(i) State the local existence theorem for the first order quasi-linear partial differential equation

$$\sum_{j=1}^{n} a_{j}(x, u) \frac{\partial u}{\partial x_{j}}=b(x, u)$$

which is to be solved for a real-valued function with data specified on a hypersurface $S$. Include a definition of "non-characteristic" in your answer.
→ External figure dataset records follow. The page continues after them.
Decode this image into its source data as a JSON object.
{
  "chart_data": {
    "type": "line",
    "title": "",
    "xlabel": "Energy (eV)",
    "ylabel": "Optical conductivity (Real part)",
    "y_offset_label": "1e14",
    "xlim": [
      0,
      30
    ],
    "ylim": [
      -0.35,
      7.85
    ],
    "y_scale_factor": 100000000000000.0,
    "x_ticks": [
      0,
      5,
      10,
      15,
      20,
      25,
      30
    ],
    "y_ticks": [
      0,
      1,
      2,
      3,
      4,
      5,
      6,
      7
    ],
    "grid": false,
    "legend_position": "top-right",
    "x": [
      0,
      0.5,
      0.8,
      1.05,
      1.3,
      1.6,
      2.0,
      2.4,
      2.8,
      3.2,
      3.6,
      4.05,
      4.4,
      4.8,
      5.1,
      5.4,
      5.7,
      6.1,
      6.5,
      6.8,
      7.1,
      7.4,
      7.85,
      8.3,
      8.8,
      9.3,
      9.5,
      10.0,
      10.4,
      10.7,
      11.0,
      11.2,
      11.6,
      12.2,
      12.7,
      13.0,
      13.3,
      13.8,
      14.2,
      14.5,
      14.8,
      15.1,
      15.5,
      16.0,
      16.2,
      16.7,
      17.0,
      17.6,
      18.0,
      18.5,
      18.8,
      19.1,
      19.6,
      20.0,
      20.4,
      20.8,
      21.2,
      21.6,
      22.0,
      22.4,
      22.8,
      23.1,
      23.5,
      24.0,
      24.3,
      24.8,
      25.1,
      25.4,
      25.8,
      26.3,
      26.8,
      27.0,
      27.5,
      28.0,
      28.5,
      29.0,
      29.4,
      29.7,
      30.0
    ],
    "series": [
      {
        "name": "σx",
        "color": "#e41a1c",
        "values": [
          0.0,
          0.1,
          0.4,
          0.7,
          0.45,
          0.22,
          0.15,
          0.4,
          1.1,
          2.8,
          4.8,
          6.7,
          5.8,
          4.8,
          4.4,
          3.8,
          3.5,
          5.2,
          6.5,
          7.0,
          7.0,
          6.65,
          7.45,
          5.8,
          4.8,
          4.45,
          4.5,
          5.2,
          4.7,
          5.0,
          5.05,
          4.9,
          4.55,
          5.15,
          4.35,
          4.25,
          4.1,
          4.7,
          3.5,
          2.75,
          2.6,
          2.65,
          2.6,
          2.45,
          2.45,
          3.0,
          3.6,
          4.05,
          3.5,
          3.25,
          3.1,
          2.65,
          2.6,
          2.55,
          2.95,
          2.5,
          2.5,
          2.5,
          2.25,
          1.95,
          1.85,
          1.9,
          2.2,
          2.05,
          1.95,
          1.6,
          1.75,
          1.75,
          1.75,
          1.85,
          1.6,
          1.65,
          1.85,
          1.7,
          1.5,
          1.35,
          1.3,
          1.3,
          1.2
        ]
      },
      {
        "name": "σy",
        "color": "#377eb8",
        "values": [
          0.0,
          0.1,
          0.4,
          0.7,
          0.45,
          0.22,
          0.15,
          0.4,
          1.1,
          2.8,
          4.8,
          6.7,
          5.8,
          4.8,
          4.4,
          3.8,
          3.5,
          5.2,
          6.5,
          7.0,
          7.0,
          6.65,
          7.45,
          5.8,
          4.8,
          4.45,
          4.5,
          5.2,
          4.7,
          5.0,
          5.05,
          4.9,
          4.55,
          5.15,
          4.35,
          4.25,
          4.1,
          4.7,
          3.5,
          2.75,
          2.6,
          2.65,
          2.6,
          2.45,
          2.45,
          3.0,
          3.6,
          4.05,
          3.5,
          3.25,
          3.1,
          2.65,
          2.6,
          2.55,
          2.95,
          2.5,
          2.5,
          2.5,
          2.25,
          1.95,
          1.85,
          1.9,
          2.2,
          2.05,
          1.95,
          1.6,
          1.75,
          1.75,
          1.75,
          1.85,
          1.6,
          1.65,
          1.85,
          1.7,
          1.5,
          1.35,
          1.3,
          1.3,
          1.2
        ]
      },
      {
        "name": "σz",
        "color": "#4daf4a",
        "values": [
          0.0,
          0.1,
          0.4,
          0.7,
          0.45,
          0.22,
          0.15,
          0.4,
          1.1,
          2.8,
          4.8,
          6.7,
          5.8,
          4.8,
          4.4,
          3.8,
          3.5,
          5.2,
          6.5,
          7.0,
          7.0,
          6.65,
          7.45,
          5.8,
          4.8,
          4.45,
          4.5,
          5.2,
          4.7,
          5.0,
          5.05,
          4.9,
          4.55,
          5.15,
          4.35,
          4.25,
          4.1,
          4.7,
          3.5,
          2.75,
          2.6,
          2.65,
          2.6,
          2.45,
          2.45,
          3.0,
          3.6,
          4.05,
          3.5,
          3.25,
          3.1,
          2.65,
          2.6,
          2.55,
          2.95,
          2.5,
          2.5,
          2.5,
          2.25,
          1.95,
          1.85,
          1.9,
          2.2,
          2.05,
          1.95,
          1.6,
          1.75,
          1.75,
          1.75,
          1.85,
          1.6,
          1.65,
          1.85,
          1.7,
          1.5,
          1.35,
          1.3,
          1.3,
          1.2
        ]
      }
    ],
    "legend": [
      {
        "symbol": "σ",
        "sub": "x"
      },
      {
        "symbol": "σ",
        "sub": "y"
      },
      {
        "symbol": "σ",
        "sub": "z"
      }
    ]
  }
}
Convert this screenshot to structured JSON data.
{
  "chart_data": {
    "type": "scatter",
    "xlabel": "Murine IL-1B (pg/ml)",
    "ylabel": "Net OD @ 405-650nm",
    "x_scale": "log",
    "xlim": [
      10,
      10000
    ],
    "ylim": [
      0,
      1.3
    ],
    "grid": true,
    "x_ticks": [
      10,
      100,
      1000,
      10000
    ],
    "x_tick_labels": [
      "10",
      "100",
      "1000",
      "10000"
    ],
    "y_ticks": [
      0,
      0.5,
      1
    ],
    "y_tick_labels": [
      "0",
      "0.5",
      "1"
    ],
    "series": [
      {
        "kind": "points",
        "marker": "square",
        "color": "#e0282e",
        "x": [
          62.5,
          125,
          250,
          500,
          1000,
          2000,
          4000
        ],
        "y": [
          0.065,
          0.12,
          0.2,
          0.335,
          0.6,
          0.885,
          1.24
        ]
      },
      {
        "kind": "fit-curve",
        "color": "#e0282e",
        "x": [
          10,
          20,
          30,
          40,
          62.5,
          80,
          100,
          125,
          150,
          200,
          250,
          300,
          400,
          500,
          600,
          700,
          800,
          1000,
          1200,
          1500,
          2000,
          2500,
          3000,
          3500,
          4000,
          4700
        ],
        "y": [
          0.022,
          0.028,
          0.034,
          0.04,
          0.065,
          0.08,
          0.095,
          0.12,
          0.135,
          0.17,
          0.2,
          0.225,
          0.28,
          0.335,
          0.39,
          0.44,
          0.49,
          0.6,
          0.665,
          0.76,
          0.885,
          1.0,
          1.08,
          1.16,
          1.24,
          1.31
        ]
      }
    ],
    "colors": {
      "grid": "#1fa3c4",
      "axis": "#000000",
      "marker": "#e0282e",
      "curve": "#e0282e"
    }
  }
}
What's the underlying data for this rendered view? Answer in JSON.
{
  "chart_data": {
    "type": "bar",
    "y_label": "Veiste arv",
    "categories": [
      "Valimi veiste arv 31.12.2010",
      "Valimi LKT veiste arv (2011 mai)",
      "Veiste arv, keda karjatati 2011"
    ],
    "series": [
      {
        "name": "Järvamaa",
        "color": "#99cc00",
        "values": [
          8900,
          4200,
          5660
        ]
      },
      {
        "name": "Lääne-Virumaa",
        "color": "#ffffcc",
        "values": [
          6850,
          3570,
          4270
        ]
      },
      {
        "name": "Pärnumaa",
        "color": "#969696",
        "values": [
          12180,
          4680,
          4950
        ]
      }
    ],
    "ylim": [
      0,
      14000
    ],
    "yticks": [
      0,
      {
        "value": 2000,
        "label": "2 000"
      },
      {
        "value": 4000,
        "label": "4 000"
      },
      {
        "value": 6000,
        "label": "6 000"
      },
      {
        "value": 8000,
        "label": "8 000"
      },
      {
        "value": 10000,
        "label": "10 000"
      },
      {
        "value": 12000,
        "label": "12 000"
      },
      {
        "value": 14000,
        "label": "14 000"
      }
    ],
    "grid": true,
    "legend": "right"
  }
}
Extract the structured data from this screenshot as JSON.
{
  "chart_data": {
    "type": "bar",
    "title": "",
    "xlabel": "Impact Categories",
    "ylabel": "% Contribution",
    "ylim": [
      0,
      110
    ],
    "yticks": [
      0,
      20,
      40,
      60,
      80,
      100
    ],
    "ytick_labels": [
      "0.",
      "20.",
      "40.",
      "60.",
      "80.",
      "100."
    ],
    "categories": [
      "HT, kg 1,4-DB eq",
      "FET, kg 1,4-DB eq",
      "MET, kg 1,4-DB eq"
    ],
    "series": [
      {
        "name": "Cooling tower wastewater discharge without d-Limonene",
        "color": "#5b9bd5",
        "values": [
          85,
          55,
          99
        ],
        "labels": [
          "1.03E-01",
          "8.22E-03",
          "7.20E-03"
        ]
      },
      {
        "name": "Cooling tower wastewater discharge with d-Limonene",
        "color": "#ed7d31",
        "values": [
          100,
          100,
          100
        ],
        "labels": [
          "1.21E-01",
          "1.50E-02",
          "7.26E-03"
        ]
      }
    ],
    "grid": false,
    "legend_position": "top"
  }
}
(ii) Consider the linear constant-coefficient case (that is, when all the functions $a_{1}, \ldots, a_{n}$ are real constants and $b(x, u)=c x+d$ for some $c=\left(c_{1}, \ldots, c_{n}\right)$ with $c_{1}, \ldots, c_{n}$ real and $d$ real) and with the hypersurface $S$ taken to be the hyperplane $\mathbf{x} \cdot \mathbf{n}=0$. Explain carefully the relevance of the non-characteristic condition in obtaining a solution via the method of characteristics.

(iii) Solve the equation

$$\frac{\partial u}{\partial y}+u \frac{\partial u}{\partial x}=0$$

with initial data $u(0, y)=-y$ prescribed on $x=0$, for a real-valued function $u(x, y)$. Describe the domain on which your solution is $C^{1}$ and comment on this in relation to the theorem stated in (i).